Regarding this creature, Argentine naturalist Estanislao Zeballos writing about it in 1870, called it “huamil” (did he mean huemul which is a variety of deer that lives in Patagonia?) and said that it had a “mysterious shout that sounded oop, name by which it was known by some Indians and under which they professed a religious respect”.[4]

Nowadays there are no wolves in Patagonia, only foxes. Furthermore, the "Andean wolf" should not be mistaken for the "Lobo Andino" (Spanish for "Andean wolf"), which is a species of fox (Pseudalopex culpaeus) whose geographic range extends from Colombia to Tierra del Fuego along the Andes and is also known as "Red fox" or "Andean fox". See photograph below.[5][6]

Andean fox

Pseudalopex culpaeus. From: [6] Copyright © Fiona Reid

Bibliography.

[1] FitzRoy, R. Op. Cit. vii. pp. 251.
[2] Krumbiegel, I., (1950). Von neuen und unendeckten Tierarten. Stuttgart: Franckh.
[3] De la Cruz, L. (1835).
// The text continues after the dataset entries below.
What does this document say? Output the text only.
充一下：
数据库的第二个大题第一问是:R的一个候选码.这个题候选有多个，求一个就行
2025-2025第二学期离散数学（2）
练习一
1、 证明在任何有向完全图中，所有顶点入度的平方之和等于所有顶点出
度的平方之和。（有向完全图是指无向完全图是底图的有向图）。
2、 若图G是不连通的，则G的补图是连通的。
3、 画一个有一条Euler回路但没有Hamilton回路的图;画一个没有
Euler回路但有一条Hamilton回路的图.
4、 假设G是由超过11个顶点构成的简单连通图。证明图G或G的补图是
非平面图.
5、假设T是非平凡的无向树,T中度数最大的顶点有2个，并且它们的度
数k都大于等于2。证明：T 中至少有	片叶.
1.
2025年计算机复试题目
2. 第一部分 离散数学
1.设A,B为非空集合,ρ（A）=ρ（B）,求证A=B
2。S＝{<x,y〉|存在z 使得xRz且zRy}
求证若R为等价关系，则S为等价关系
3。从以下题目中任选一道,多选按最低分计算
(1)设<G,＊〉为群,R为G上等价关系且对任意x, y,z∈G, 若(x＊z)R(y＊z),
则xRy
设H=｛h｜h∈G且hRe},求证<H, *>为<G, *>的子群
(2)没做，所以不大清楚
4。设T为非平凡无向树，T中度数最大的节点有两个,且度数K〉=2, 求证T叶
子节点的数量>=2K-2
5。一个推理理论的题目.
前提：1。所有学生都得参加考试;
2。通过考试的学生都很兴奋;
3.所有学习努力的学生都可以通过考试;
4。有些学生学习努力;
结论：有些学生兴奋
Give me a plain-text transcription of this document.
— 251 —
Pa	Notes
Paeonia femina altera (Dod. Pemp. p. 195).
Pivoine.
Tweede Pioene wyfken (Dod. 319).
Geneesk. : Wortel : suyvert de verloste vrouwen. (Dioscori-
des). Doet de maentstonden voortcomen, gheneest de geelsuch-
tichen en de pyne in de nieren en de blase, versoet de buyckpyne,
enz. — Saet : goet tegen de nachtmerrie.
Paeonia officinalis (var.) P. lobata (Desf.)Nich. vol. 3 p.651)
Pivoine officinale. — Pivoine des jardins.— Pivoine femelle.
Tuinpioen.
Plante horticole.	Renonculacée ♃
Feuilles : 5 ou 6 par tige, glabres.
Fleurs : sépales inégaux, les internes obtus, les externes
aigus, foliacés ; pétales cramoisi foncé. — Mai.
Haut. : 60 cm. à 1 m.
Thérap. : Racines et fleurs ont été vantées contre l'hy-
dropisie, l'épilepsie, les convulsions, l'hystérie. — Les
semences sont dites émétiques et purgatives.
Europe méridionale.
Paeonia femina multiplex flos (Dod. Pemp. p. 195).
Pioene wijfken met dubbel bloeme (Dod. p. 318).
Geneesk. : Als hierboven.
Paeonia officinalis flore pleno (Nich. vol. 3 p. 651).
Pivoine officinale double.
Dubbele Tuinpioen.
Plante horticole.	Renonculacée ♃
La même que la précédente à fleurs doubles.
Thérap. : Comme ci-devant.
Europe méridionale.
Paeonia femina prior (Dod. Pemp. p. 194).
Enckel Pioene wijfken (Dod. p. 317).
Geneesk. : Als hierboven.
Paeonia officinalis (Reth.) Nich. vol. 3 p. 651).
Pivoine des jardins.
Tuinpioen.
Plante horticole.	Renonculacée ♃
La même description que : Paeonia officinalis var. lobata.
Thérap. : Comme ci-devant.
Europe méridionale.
Descripción de la naturaleza de los terrenos que se comprenden en los Andes, poseídos por los peguenches… B. Aires: Imprenta del Estado. pp. 25-26.
[4] Zeballos, E., (1958). La Conquista de quince mil leguas. B. Aires: Hachette. pp.230-231.
[5] The IUCN Red List of Threatened Species. Online Here.
[6] Sistema de Información de la Biodiversidad, which displays an image from: Redford, K., H. and Eisemberg, J., F., (1992). Mammals of the Neotropics. The southern cone. Vol. 2. Chile, Argentina, Uruguay and Paraguay. Univ. of Chicago Press, Chicago and London.
[7] Hagenbeck, L., (1956). Animals Are My Life London: The Bodley Head. pp. 126.



Copyright 2009 by Austin Whittall ©

Patagonian Monsters

1 comment:

  1. I live here in Patagonia and one day I was walking down on the Patagonia train track trail and our dogs started barking and started to run off. I looked up and right there in front of us was a Mexican grey wolf. it was one of the amazing things I have ever seen. it ran off right after of course because of our dogs. but just that one glimpse of it was just so amazing and I really hope that the Mexican grey wolf comes back to our area.